Sous l’aile de Sharon

Son ascension est fulgurante, grâce à son mentor de choc: Ariel Sharon. En 2001, à la tête du gouvernement, il la nomme ministre du Développement. Elle sera ensuite en charge de l’Immigration, du Logement, de la Justice,, puis de la Diplomatie. Un poste qu’elle occupe depuis deux ans. A ce titre, elle conduit les négociations avec les Palestiniens depuis le sommet d’Annapolis en novembre 2007. Etonnant pour une politicienne qui jadis militait en faveur du Grand Israël!

C’est que la dame a fait du chemin, suivant les pas d’Ariel Sharon, qui a décidé en 2005 le retrait israélien de la bande de Gaza. Tandis que les camarades de parti traitaient le premier ministre de «traître», elle n’a pas hésité à quitter le Likoud pour rejoindre Kadima, la nouvelle formation de son mentor. Il y a deux ans, elle confiait: «Je crois, comme mes parents, que le peuple juif a droit à toute la terre d’Israël. Mais on m’a aussi appris à veiller à la pérennité de notre pays et à protéger les valeurs démocratiques. S’il faut choisir entre mes rêves et la démocratie, je préfère renoncer à une partie du territoire.» N’empêche, elle est intraitable sur les frontières, le statut de Jérusalem et les réfugiés.

Mais si Tzipi Livni est populaire, c’est moins pour son évolution que pour son image de «Madame Propre». Les derniers chefs du gouvernement ont été entachés par des affaires de corruption. Bref, de cette dame de fer, les Israéliens attendent surtout qu’elle fasse le ménage.
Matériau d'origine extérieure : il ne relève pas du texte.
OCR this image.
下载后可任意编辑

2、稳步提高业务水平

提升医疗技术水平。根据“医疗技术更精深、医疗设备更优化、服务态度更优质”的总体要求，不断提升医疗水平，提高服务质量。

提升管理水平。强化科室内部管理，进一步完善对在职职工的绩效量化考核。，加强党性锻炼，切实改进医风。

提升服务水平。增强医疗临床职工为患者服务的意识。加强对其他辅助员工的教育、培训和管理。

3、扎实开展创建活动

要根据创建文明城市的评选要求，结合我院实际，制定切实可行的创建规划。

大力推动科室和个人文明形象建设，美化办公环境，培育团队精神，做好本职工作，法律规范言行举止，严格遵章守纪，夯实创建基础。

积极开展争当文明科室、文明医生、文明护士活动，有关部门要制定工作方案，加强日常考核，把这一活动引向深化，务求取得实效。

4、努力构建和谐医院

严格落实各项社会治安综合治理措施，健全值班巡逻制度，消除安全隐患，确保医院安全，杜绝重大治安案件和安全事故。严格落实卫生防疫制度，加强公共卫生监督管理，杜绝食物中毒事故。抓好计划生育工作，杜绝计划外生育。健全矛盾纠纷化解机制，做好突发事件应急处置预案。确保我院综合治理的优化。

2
Commentaire: l’éternel casse-tête israélien

On perçoit comme un souffle d’espoir depuis que Tzipi Livni a été désignée à la tête de Kadima. En Israël, on se prend à attendre davantage de probité au gouvernement. A l’étranger, on veut croire que la paix ne serait plus impossible avec l’arrivée au pouvoir de cette amie personnelle de l’Américaine Condoleezza Rice.

Mais rien n’est joué. Et surtout pas la formation d’une coalition autour de sa personne. Car en Israël, aucun parti n’est assez fort pour gouverner seul. Il faut multiplier les alliances de part et d’autre de l’échiquier politique. Celui qui «prend les commandes» fait le grand écart pour ne mécontenter personne. Difficile dans ces conditions de prendre des décisions radicales. Depuis 1992, aucun premier ministre n’est parvenu jusqu’au terme de son mandat. La malédiction des élections anticipées n’en finit pas de frapper la démocratie israélienne.

C’est d’autant plus vrai pour Tzipi Livni, qui a maintenant le couteau sous la gorge. Si elle ne trouve pas de coalition, des élections anticipées seront convoquées. Or elle vient de prendre la tête d’un parti divisé, dont on ne sait pas très bien comment il survivrait à des législatives.